Since 2007, Swift Transportation has taken 2,000 tractors out of its fleet, which now stands at 16,000 tractors, according to CFO Ginnie Henkels. The truckload carrier instituted a hiring freeze last November, and then reduced driver pay and bonus payments, she told the analysts. The fleet has also sought to reduce fuel costs by limiting the top speed for its trucks and stepping up no-idling enforcement. A realignment of its 30 shops has also helped the fleet reduce operating costs and improve vehicle efficiency by lowering downtime for routine maintenance, Henkels said.

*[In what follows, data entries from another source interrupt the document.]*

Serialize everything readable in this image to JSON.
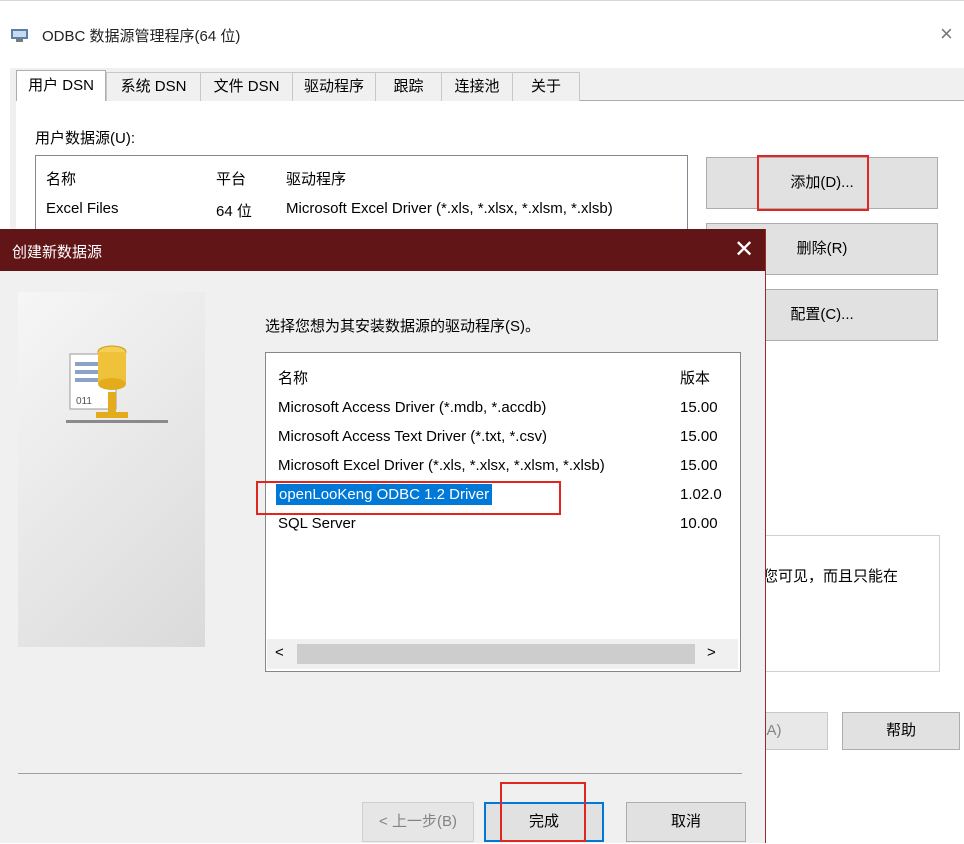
{
  "odbc": {
    "title": "ODBC 数据源管理程序(64 位)",
    "close": "×",
    "tabs": [
      "用户 DSN",
      "系统 DSN",
      "文件 DSN",
      "驱动程序",
      "跟踪",
      "连接池",
      "关于"
    ],
    "user_ds_label": "用户数据源(U):",
    "columns": [
      "名称",
      "平台",
      "驱动程序"
    ],
    "rows": [
      {
        "name": "Excel Files",
        "platform": "64 位",
        "driver": "Microsoft Excel Driver (*.xls, *.xlsx, *.xlsm, *.xlsb)"
      }
    ],
    "buttons": {
      "add": "添加(D)...",
      "remove": "删除(R)",
      "configure": "配置(C)...",
      "apply_partial": "用(A)",
      "help": "帮助"
    },
    "description_partial": "您可见，而且只能在"
  },
  "dialog": {
    "title": "创建新数据源",
    "close": "✕",
    "prompt": "选择您想为其安装数据源的驱动程序(S)。",
    "columns": [
      "名称",
      "版本"
    ],
    "drivers": [
      {
        "name": "Microsoft Access Driver (*.mdb, *.accdb)",
        "version": "15.00"
      },
      {
        "name": "Microsoft Access Text Driver (*.txt, *.csv)",
        "version": "15.00"
      },
      {
        "name": "Microsoft Excel Driver (*.xls, *.xlsx, *.xlsm, *.xlsb)",
        "version": "15.00"
      },
      {
        "name": "openLooKeng ODBC 1.2 Driver",
        "version": "1.02.0",
        "selected": true
      },
      {
        "name": "SQL Server",
        "version": "10.00"
      }
    ],
    "scroll_left": "<",
    "scroll_right": ">",
    "buttons": {
      "back": "< 上一步(B)",
      "finish": "完成",
      "cancel": "取消"
    }
  },
  "colors": {
    "dialog_title": "#611516",
    "selection": "#0078d7",
    "highlight_box": "#e0261f"
  }
}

Celadon has begun a similar cost-reduction plan, lowering driver pay by $0.03/mi. and implementing stringent anti-idling rules, according to CEO Stephen Russell. Selling off 200 older vehicles and new tractor purchases that have brought the fleet’s average tractor age down to 1.4 years has also helped Celadon push its fuel economy above 6 MPG, he said. Consolidation of support staff is also part of the fleet’s plan to reduce its operating costs by $13.5 million on an annual basis, Russell said.
While not providing specific numbers, Werner Enterprises COO Derek Leathers said the fleet had traded in a number of tractors and deferred delivery of their replacements until the second half of 2010. “I think [overall industry] fleet shrinkage is understated,” Leathers said. “With all the fleet failures, downsizing and low truck-build numbers, I think a realistic number is more like 15%.”

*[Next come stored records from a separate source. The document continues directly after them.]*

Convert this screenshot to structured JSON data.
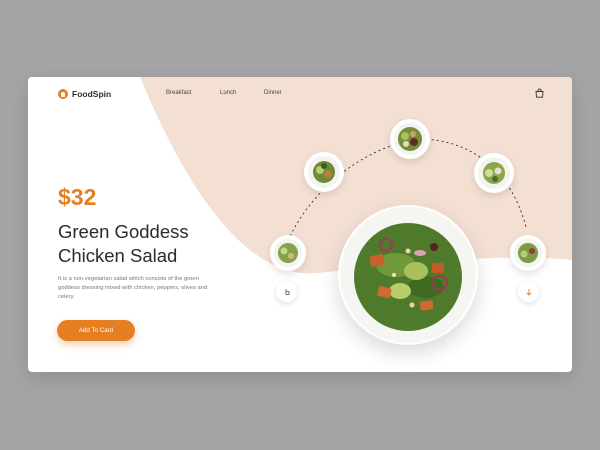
{
  "brand": {
    "name": "FoodSpin"
  },
  "nav": {
    "items": [
      {
        "label": "Breakfast"
      },
      {
        "label": "Lunch"
      },
      {
        "label": "Dinner"
      }
    ]
  },
  "hero": {
    "price": "$32",
    "title_line1": "Green Goddess",
    "title_line2": "Chicken Salad",
    "description": "It is a non vegetarian salad which consists of the green goddess dressing mixed with chicken, peppers, olives and celery.",
    "cta_label": "Add To Card"
  },
  "icons": {
    "logo": "chef-hat-icon",
    "cart": "shopping-bag-icon",
    "prev": "pointer-hand-icon",
    "next": "arrow-down-icon"
  },
  "colors": {
    "accent": "#e67e22",
    "arc_background": "#f4e0d3",
    "page_background": "#a4a4a6"
  }
}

U.S. Xpress Enterprises has reduced its fleet truck count “for the first time ever,” retiring 500 trucks, according to Max Fuller, co-chairman & CEO. With an average fleet age of 28 months, USX “could go a year and a half before we need to buy new trucks,” Fuller said. “We’re also looking at ways to run trucks longer. We won’t be adding trucks until we see rates recover.”

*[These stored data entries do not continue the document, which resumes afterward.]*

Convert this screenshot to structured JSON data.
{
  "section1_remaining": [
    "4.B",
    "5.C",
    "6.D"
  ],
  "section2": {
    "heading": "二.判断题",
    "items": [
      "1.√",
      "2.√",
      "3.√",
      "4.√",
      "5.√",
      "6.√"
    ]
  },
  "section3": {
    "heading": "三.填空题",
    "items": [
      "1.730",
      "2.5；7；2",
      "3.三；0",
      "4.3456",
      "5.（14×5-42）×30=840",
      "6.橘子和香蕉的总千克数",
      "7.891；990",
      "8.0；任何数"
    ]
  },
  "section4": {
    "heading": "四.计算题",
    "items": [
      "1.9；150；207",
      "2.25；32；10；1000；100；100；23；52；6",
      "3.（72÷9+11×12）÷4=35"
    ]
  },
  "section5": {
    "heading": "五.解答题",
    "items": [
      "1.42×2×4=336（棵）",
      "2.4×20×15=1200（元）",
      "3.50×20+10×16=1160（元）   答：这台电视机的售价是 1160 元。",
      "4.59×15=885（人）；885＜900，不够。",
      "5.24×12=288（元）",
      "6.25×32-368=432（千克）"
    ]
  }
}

Asked about Swift’s buying plans, Henkels said the carrier had purchased a large number of tractors in 2008, bringing its average truck age under two years. “We may buy some more in the second half of 2009,” she said, but at this point the fleet “could go 18 to 24 months without buying.”
Even with its young fleet, Celadon does plan to take delivery of new trucks right up until the end of this year ahead of the new 2010 emissions regulations, “and then we will buy no trucks in 2010 and 2011,” Russell told the analysts.
With a high average fleet age of 52 months, Schneider National will also be in the market for trucks this year, “but we haven’t decided on a buying schedule yet,” said Steve Duley, vp of purchasing. The fleet has been testing 2010 engine emissions systems with selective catalytic reduction (SCR) and has found that “the technology works fine” and is delivering expected fuel economy improvements, he said. “We’re also confident that there will be adequate DEF [diesel emissions fluid] for those systems. This is the first time in emissions [regulations] that users have gotten something positive.”
While Schneider will not pre-buy ahead of the Jan. 1, 21010 emissions changes, early reports on the price tag for adding SCR are “concerning” Duley. “We could easily go another year without buying new trucks, but with our [fleet] age, any longer than that would begin to create some problems.”
On the LTL side, Arkansas Best Corp. has taken similar cost-cutting measures, with a 23% reduction in employees and a 20% downsizing of its tractor fleet, according to Robert Davidson, president & CEO. It has also cut its trailer pool by 19%, he said.
Despite the reductions and the poor freight environment, Davidson reiterated the carrier’s long-term commitment to “expansion in to regional operations.”